Temps Tritures


Exhibition at LVMH
MOET-Hennessy-Louis Vuitton
326 Avenue Louise -
Blue Tower 1050 Bruxelles

curated by Elena Sorokina

Celebrated for her distinctive, complex and poetic films since the 1960s, Agnes Varda has also been a prolific artist. Her compelling art projects often explore a wide range of formal and thematic concerns already present in her films. Blends of fiction and documentary, collage of success and failure, solitude and happiness, resonate in a novel way in Varda's photo and video installations, as well as her photographic series.

The present display includes recent projects by Agnes Varda and proudly presents the new work created especially for the exhibition. Entitled "Temps Triturés", this multi-screen installation is based on several fragments from Varda's films. These fragments bring together different locations and times - from the 1960s through the 2000s and from the rural French landscapes to the beaches of Los Angeles. They originate from the iconic "Cleo from 5 to 7" (1962) and "Le Bonheur" (1965), the very personal "Documenteur" (1981) and the acclaimed "Les Glaneurs et La Glaneuse" (2000). "Vagabounde" (1985) completes the installation through a series of photographic stills.

From each of these films, Varda selected a short fragment which suspends for a while the time-flow of the respective sequence, cuts the narration and stops the continuation of the story. For the spectator, suspension of time becomes the suspension of senses, a reflective moment transposed from Varda's films to the space of art.

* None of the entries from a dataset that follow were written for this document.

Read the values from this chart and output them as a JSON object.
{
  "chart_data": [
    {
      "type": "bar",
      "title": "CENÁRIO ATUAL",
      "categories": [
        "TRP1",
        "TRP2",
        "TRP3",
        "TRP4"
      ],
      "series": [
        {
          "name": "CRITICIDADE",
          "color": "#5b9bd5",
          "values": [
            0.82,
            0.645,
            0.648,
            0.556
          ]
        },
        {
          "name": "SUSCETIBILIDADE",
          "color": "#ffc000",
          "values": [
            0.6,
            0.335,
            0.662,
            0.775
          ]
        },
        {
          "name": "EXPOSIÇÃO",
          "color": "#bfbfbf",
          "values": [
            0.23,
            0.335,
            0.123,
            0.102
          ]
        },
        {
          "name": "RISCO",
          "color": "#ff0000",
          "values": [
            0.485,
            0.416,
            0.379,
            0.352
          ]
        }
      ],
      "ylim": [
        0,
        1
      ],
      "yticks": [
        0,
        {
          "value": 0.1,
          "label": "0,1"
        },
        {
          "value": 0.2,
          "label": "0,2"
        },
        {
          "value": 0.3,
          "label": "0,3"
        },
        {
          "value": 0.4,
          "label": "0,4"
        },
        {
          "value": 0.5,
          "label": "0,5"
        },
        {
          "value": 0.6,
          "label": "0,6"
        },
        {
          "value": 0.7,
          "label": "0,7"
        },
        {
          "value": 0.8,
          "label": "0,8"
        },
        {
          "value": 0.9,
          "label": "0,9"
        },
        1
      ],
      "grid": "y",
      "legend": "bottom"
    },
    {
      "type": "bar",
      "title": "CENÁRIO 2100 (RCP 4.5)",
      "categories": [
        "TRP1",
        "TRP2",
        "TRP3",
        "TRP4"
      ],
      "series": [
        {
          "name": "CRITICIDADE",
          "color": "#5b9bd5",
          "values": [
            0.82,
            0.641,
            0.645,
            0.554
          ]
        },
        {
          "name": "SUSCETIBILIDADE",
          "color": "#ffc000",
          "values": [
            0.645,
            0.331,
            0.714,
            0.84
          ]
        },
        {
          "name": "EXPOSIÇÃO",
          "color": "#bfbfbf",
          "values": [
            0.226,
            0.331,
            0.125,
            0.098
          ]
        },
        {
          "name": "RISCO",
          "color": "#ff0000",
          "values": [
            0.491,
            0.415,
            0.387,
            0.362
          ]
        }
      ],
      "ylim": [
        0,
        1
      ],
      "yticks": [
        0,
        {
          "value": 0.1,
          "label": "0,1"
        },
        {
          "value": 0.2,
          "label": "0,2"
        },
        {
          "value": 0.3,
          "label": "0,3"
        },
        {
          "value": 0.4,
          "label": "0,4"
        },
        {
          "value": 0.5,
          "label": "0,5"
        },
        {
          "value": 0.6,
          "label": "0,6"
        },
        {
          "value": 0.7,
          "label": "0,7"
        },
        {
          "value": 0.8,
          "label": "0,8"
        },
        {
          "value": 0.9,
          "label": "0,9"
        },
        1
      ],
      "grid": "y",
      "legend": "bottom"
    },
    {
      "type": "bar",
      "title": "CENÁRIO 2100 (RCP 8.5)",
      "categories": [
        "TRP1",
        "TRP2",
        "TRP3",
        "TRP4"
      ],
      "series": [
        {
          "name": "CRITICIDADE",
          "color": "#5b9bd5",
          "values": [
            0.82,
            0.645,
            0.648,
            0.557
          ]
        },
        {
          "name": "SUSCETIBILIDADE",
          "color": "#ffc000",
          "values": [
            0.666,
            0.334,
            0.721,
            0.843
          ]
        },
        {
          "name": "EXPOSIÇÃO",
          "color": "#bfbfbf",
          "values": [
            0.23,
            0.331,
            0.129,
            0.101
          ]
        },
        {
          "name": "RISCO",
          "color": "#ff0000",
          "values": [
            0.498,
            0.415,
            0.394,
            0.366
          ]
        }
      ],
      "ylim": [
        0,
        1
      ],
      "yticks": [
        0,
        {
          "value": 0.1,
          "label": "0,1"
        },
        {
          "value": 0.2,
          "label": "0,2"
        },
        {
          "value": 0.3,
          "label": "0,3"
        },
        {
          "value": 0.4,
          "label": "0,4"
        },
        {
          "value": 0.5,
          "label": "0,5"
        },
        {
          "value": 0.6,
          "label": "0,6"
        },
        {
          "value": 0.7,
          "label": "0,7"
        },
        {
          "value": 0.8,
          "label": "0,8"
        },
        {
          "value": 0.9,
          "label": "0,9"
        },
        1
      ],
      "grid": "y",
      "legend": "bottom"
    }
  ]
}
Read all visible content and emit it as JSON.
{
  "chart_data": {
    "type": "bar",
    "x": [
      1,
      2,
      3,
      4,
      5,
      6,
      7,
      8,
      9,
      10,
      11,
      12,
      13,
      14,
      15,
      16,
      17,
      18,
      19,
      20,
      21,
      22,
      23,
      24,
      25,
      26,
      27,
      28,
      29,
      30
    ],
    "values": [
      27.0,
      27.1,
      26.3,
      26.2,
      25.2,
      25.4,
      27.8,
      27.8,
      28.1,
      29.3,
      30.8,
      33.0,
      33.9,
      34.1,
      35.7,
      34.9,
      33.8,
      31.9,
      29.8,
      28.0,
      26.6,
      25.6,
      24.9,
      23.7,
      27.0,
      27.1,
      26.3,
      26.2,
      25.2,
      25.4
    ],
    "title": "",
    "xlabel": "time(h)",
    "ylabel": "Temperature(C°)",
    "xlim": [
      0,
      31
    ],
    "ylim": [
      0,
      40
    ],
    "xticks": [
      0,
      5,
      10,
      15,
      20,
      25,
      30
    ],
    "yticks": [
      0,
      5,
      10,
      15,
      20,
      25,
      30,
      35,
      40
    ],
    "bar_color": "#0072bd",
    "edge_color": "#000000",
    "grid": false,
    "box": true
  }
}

The actual time of the installation thus becomes - as suggested in the title - "trituré". This French word has multiple meanings, relating to both cinema, and visual arts. It can signify "shredded", "cut in pieces", like in a montage. It can equally describe a sculptural gesture - "to press", or "to model". In the installation, Varda plays with all of these possible readings. She shreds and re-models the time of her images through the suddenly accelerated succession of stills, or a slow motion, locating them between "moving image" - like in cinema, and "still image" - like in photography. Using the conceptual and expressive potentialities of these fragments, Varda creates in her new work a fascinating variation on cinematic time.